Another tourism stakeholder commented that “the news comes at an opportune time for Tanzania. It shows that our government is indeed listening and the formation of NTSCIU was instrumental to the successful arrest of the ‘queen of ivory’”.
“We appreciate NTSCIU for its good work in the country, especially in southern and western Tanzania,” she said.
 Mohamed Abdulkadir, chairman of TCT, noted that Tanzania’s tourism industry had suffered severely from the loss of wildlife and the continued wanton destruction of the nation’s natural resources.
 “Tanzania is now ranked 7th in tourism and natural resources globally while we were second in 2011,” he said.
“Wildlife is the catalyst that draws tourists to Tanzania and because of it Tanzania’s tourism industry today is a significant contributor to the GDP and the number-one foreign exchange earner for the country.

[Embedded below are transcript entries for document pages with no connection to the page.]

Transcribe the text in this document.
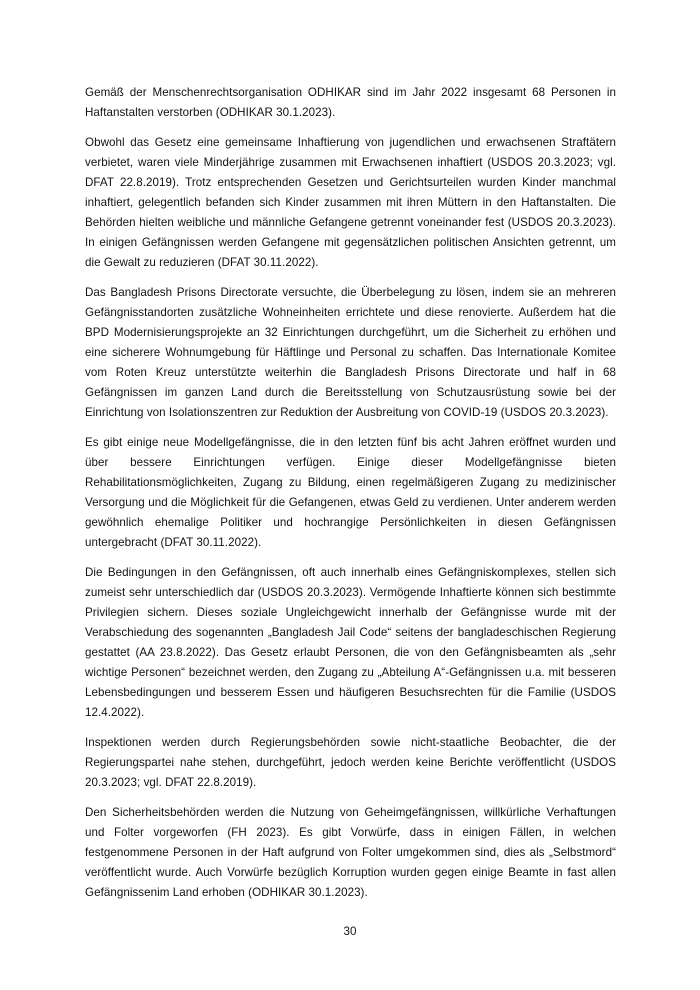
Gemäß der Menschenrechtsorganisation ODHIKAR sind im Jahr 2022 insgesamt 68 Personen in Haftanstalten verstorben (ODHIKAR 30.1.2023).

Obwohl das Gesetz eine gemeinsame Inhaftierung von jugendlichen und erwachsenen Straftätern verbietet, waren viele Minderjährige zusammen mit Erwachsenen inhaftiert (USDOS 20.3.2023; vgl. DFAT 22.8.2019). Trotz entsprechenden Gesetzen und Gerichtsurteilen wurden Kinder manchmal inhaftiert, gelegentlich befanden sich Kinder zusammen mit ihren Müttern in den Haftanstalten. Die Behörden hielten weibliche und männliche Gefangene getrennt voneinander fest (USDOS 20.3.2023). In einigen Gefängnissen werden Gefangene mit gegensätzlichen politischen Ansichten getrennt, um die Gewalt zu reduzieren (DFAT 30.11.2022).

Das Bangladesh Prisons Directorate versuchte, die Überbelegung zu lösen, indem sie an mehreren Gefängnisstandorten zusätzliche Wohneinheiten errichtete und diese renovierte. Außerdem hat die BPD Modernisierungsprojekte an 32 Einrichtungen durchgeführt, um die Sicherheit zu erhöhen und eine sicherere Wohnumgebung für Häftlinge und Personal zu schaffen. Das Internationale Komitee vom Roten Kreuz unterstützte weiterhin die Bangladesh Prisons Directorate und half in 68 Gefängnissen im ganzen Land durch die Bereitsstellung von Schutzausrüstung sowie bei der Einrichtung von Isolationszentren zur Reduktion der Ausbreitung von COVID-19 (USDOS 20.3.2023).

Es gibt einige neue Modellgefängnisse, die in den letzten fünf bis acht Jahren eröffnet wurden und über bessere Einrichtungen verfügen. Einige dieser Modellgefängnisse bieten Rehabilitationsmöglichkeiten, Zugang zu Bildung, einen regelmäßigeren Zugang zu medizinischer Versorgung und die Möglichkeit für die Gefangenen, etwas Geld zu verdienen. Unter anderem werden gewöhnlich ehemalige Politiker und hochrangige Persönlichkeiten in diesen Gefängnissen untergebracht (DFAT 30.11.2022).

Die Bedingungen in den Gefängnissen, oft auch innerhalb eines Gefängniskomplexes, stellen sich zumeist sehr unterschiedlich dar (USDOS 20.3.2023). Vermögende Inhaftierte können sich bestimmte Privilegien sichern. Dieses soziale Ungleichgewicht innerhalb der Gefängnisse wurde mit der Verabschiedung des sogenannten „Bangladesh Jail Code“ seitens der bangladeschischen Regierung gestattet (AA 23.8.2022). Das Gesetz erlaubt Personen, die von den Gefängnisbeamten als „sehr wichtige Personen“ bezeichnet werden, den Zugang zu „Abteilung A“-Gefängnissen u.a. mit besseren Lebensbedingungen und besserem Essen und häufigeren Besuchsrechten für die Familie (USDOS 12.4.2022).

Inspektionen werden durch Regierungsbehörden sowie nicht-staatliche Beobachter, die der Regierungspartei nahe stehen, durchgeführt, jedoch werden keine Berichte veröffentlicht (USDOS 20.3.2023; vgl. DFAT 22.8.2019).

Den Sicherheitsbehörden werden die Nutzung von Geheimgefängnissen, willkürliche Verhaftungen und Folter vorgeworfen (FH 2023). Es gibt Vorwürfe, dass in einigen Fällen, in welchen festgenommene Personen in der Haft aufgrund von Folter umgekommen sind, dies als „Selbstmord“ veröffentlicht wurde. Auch Vorwürfe bezüglich Korruption wurden gegen einige Beamte in fast allen Gefängnissenim Land erhoben (ODHIKAR 30.1.2023).

30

Tourism in Tanzania employs one-third of the nation’s labour force,” he stressed.
 “Fighting and winning the war against prominent disruptive activities such as poaching, dynamite fishing and deforestation is fundamental to ensuring that our biodiversity and renewable resources will last and benefit the country and its people for millennia,” he added.
The     Tanzania     National     Business     Council     (TNBC)     Tourism     Task Force, formed early    2014 after the      7th          TNBC      meeting chaired      by  president Jakaya Kikwete, recently presented and highlighted the severity of some problems by  urging  the government  to  declare  as national  security  threats crimes such as poaching, dynamite fishing and poisoning, and encroachment on wildlife areas, forest and water sources. The task force further urged the government to come up with stiff laws for more serious environmental crimes.